Most medical equipment regardless of whether it runs on batteries or not needs to be charged at the mains at some point.
"Disabled people live with a dependency on equipment and the majority of it needs power. For example, ceiling track hoists that transfer individuals from beds to wheelchairs or toilet chairs, feeding pumps to aid eating, suction machines for tracheostomy blockages to prevent choking, oxygen machines filling lungs with air during sleep, sensory mats for children to detect seizures while parents grab a few minutes sleep, through floor lifts, all these few examples run either constantly or are charged for long periods intermittently, they simply have to be, eating their way through disability household energy bills.

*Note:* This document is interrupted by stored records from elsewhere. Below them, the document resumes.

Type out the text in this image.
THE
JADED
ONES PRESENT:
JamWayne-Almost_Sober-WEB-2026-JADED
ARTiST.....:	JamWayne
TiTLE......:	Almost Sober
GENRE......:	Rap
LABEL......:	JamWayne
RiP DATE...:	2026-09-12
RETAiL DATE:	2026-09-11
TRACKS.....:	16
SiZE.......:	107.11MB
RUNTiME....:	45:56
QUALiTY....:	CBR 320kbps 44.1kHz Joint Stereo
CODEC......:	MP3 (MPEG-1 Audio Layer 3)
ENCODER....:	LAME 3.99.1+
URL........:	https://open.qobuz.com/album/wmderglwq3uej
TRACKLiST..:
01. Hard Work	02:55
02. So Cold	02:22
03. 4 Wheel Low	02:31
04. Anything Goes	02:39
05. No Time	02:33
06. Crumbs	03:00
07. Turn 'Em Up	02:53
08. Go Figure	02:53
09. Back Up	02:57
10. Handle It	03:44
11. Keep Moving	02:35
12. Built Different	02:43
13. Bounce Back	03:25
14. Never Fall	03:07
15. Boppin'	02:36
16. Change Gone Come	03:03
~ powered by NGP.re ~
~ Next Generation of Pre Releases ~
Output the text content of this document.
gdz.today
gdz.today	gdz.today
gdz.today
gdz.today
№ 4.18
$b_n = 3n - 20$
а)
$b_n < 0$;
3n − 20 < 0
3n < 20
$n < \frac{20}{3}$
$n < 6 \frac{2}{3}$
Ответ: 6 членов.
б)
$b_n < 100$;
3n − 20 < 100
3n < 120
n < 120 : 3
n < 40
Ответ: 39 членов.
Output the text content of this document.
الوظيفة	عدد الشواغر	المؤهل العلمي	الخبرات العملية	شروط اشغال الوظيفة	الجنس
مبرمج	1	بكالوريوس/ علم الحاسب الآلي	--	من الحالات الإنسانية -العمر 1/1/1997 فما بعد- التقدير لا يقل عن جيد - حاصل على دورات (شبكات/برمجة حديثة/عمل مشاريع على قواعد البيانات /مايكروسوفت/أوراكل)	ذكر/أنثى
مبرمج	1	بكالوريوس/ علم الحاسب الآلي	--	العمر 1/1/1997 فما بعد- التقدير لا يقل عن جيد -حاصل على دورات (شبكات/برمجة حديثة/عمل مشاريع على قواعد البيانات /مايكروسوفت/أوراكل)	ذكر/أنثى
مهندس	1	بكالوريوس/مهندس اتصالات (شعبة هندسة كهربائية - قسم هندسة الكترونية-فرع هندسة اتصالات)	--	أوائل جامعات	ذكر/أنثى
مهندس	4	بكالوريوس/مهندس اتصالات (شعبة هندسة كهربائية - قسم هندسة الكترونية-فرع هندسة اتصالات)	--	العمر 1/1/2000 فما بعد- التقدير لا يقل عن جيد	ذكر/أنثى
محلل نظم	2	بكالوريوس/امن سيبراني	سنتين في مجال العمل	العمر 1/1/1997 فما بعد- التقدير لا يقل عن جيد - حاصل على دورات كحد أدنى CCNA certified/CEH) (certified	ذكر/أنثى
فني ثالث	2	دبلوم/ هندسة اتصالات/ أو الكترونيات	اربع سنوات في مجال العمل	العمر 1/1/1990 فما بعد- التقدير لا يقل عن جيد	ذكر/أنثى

"The biggest tragedy is that there are no areas where families or individuals can 'cut back' on equipment. Remove just one thing like a hoist and manual lifting comes into play - not OK if it’s a full-grown adult you’re lifting. Remove the power from a lift and you cut off independence, switch off an airflow mattress and bed sores spread.
"Access to food is supposed to be one of life’s certainties, however, finding cheaper places to shop is not easy if you have food allergies, swallowing issues or autism.

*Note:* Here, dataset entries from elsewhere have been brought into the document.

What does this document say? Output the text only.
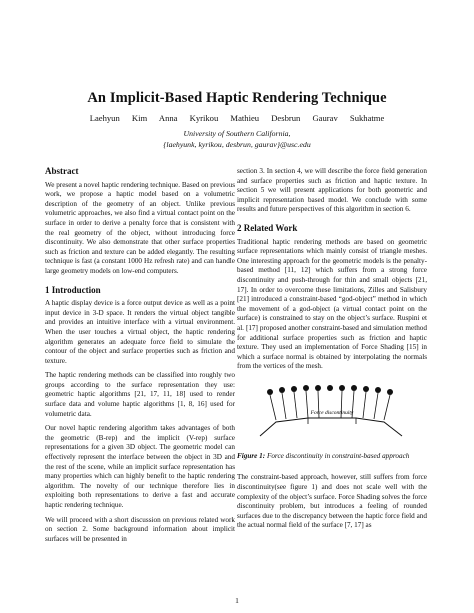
An Implicit-Based Haptic Rendering Technique
Laehyun Kim Anna Kyrikou Mathieu Desbrun Gaurav Sukhatme
University of Southern California,
{laehyunk, kyrikou, desbrun, gaurav}@usc.edu
Abstract

We present a novel haptic rendering technique. Based on previous work, we propose a haptic model based on a volumetric description of the geometry of an object. Unlike previous volumetric approaches, we also find a virtual contact point on the surface in order to derive a penalty force that is consistent with the real geometry of the object, without introducing force discontinuity. We also demonstrate that other surface properties such as friction and texture can be added elegantly. The resulting technique is fast (a constant 1000 Hz refresh rate) and can handle large geometry models on low-end computers.

1 Introduction

A haptic display device is a force output device as well as a point input device in 3-D space. It renders the virtual object tangible and provides an intuitive interface with a virtual environment. When the user touches a virtual object, the haptic rendering algorithm generates an adequate force field to simulate the contour of the object and surface properties such as friction and texture.

The haptic rendering methods can be classified into roughly two groups according to the surface representation they use: geometric haptic algorithms [21, 17, 11, 18] used to render surface data and volume haptic algorithms [1, 8, 16] used for volumetric data.

Our novel haptic rendering algorithm takes advantages of both the geometric (B-rep) and the implicit (V-rep) surface representations for a given 3D object. The geometric model can effectively represent the interface between the object in 3D and the rest of the scene, while an implicit surface representation has many properties which can highly benefit to the haptic rendering algorithm. The novelty of our technique therefore lies in exploiting both representations to derive a fast and accurate haptic rendering technique.

We will proceed with a short discussion on previous related work on section 2. Some background information about implicit surfaces will be presented in

section 3. In section 4, we will describe the force field generation and surface properties such as friction and haptic texture. In section 5 we will present applications for both geometric and implicit representation based model. We conclude with some results and future perspectives of this algorithm in section 6.

2 Related Work

Traditional haptic rendering methods are based on geometric surface representations which mainly consist of triangle meshes. One interesting approach for the geometric models is the penalty-based method [11, 12] which suffers from a strong force discontinuity and push-through for thin and small objects [21, 17]. In order to overcome these limitations, Zilles and Salisbury [21] introduced a constraint-based “god-object” method in which the movement of a god-object (a virtual contact point on the surface) is constrained to stay on the object’s surface. Ruspini et al. [17] proposed another constraint-based and simulation method for additional surface properties such as friction and haptic texture. They used an implementation of Force Shading [15] in which a surface normal is obtained by interpolating the normals from the vertices of the mesh.

Force discontinuity
Figure 1: Force discontinuity in constraint-based approach

The constraint-based approach, however, still suffers from force discontinuity(see figure 1) and does not scale well with the complexity of the object’s surface. Force Shading solves the force discontinuity problem, but introduces a feeling of rounded surfaces due to the discrepancy between the haptic force field and the actual normal field of the surface [7, 17] as

1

"Another issue with rising food prices is that many disabled people struggle to cook and rely on expensive ready meals. A combination of unaffordable food, poverty benefits and lack of access to shops is probably why more than half of people who use food banks are disabled.
"Quite simply a combination of inflation, a slow government response and mediocre attempts at help from energy firms and the food industry are deepening the crisis and disabled people feel they have nowhere to turn and seemingly no real help being directed towards them."
This is part of Breadline Voices, a series from The Food Foundation highlighting the realities faced by millions of families plunged into food and fuel poverty as food prices reach a 40-year high.